I know that the World is a terrible place, filled with wild animals and evil men and wicked women.
So begins Jacob's narration. Like any seventeen-year-old, Jacob trusts what his parents and respected authorities have always taught him about the world and his place in it. Like any seventeen-year-old, he questions what he has always been taught and yearns to discover the world for himself so he can fully take ownership of his identity, to decide for himself who he will be. As is common, religion plays a role in his searching; but it plays an uncommonly large role for Jacob: he lives in a small, remote, struggling community called the Grace that believes they are tending a new paradise while awaiting imminent salvation. Outsiders and readers might describe the Grace--Jacob's people--as a cult and Nodd--Jacob's paradise--as an extreme religious commune in rural Montana, but Jacob believes.
"There may not be a next year," I point out.
Enos smiles sourly. "One can only pray."
Jacob believes, but he has never faced a period of trials and tribulations such as he encounters over the course of his narrative.
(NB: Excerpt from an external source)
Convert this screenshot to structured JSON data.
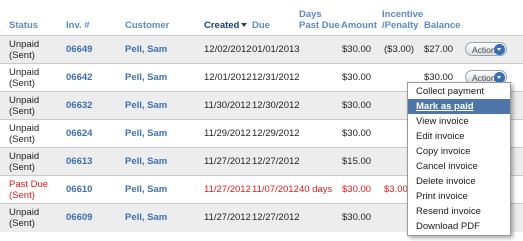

The story starts with his first encounter with an outsider, one that doesn't quite mesh with what he's been told to expect. That's followed by other challenges, from both within and without, to the Grace's faith and place. Jacob believes because he's been taught to believe, but he has never actually chosen the belief for himself; this is the story of his coming to realize that growing up means getting that choice.
It's easy as an outsider to look on someone like Jacob with disdain, but this book successfully puts readers inside Jacob's head with an entirely different perspective that changes our feelings about him. As Booklist said in its review, the result is "thought-provoking and highly captivating."